Князь Воротынский

Ананьев Геннадий

Известный историк Н.М. Карамзин оставил потомкам такое свидетельство: «Знатный род князей Воротынских, потомков святого Михаила Черниговского, уже давно пресекся в России, имя князя Михаила Воротынского сделалось достоянием и славою нашей истории».

Роман Геннадия Ананьева воскрешает имя достойного человека, князя, народного героя.

ЧАСТЬ ПЕРВАЯ

ГЛАВА ПЕРВАЯ

Князь пересел уже на пятую лошадь, соратники его, малая дружина, отстали на много верст, с ним рядом скакала лишь тройка стремянных, которая, как и князь, меняя усталых коней на свежих, неслась и неслась вперед без отдыха; но вот, слава Богу, и Десна, теперь-то что, теперь – рукой подать до кремля московского. А спешил князь слово свое сказать великому князю Василию Ивановичу еще до того, как тронутся полки на Оку, чтобы стать, ожидаючи орды крымцев ненавистных, до осенней непогоды, до хляби непролазной. Дело в том, что князь Воротынский получил поначалу от своего лазутчика, что был у него в орде крымской, весть, будто весной Мухаммед-Гирей пойдет не на Оку, а в Казань, чтобы, сместив Шаха-Али, посадить там на ханство брата своего Сагиб-Гирея, а потом вместе с ним воевать Москву. Весть была очень важная и в то же время столь необычная, чтобы поверить ей без сомнения, и князь Воротынский послал казаков из нескольких сторожей за Дикое поле в улусы кочевые, дабы спромыслили они там языка знатного.

Минуло несколько недель, пока привезли казаки пленников. Вначале олбуда чванливого, а через день – сотника сурового, в доспехах воинских.

Олбуд заговорил сразу. Надменно. Будто не он пленник, а они, князь с дружиной, у него в холопах.
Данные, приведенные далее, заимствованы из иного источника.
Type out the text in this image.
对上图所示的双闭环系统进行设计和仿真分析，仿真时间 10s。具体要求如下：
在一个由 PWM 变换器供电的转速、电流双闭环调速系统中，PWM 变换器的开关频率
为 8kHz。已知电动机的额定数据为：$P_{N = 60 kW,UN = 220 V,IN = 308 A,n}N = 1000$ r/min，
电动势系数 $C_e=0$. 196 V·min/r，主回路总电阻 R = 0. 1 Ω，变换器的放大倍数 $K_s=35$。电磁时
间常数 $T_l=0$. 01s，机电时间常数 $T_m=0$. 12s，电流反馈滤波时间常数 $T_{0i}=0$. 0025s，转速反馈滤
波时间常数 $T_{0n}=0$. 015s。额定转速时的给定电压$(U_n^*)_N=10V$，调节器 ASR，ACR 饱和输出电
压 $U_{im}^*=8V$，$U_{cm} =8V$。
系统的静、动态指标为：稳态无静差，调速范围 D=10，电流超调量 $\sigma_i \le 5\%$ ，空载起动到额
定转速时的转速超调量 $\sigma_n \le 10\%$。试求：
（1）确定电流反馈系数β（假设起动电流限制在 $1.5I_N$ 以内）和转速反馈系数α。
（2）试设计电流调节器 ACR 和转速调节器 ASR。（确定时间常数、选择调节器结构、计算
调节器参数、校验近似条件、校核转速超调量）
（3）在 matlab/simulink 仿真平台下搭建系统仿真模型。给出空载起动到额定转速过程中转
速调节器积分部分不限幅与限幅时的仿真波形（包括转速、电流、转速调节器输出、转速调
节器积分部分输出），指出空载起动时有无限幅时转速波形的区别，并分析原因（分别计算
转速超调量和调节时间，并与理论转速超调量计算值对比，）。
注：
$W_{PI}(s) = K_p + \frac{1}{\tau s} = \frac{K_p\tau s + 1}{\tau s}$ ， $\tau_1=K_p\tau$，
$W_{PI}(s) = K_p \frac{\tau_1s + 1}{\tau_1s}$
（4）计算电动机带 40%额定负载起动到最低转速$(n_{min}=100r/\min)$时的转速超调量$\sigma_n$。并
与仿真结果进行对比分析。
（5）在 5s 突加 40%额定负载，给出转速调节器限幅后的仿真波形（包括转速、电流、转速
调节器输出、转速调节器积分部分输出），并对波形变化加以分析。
Он с гордым блеском в глазах сообщил, что сам хан послал его ополчать дальние улусы, кочующие в Диком поле, ополчать для похода. В победе ханского войска он не сомневался. Так и сказал: «Прах от ног хана нашего солнцеликого будет лизать раб ханский Василий князь».

«Не тонка ли кишка?»

«Казань, волей Аллаха, пойдет вместе с нами, и кто устоит против силы несметной, которую поведут великие из великих Мухаммед-Гирей и брат его, свет очей великого».

ГЛАВА ВТОРАЯ

Отдохнувшие кони, к тому же почуявшие, что путь их – к дому, доскакали быстро до усадьбы князя, где его ждали с нетерпением: ворота были уже отворены, дубовые ступени резного крыльца покрыты узорчатым половиком, натоплена баня, где аккуратно сложены на лавке чистое исподнее, бархатные шаровары, шелковая косоворотка с шитым золотом поясом и стояли мягкие сафьяновые сапоги; о боевом коне князя тоже не забыли – денник проветрили, на пол настелили толстый слой ржаной соломы, а в кормушку положили вдоволь пахучего лугового сена. Постельные слуги застелили в опочивальне кровать всем чистым, а в трапезной на столе стояли любимые князем медовуха и горчичный квас; в кухонном тереме жарилось-парилось изрядно всяческих кушаний и для самого князя, и для его стремянных.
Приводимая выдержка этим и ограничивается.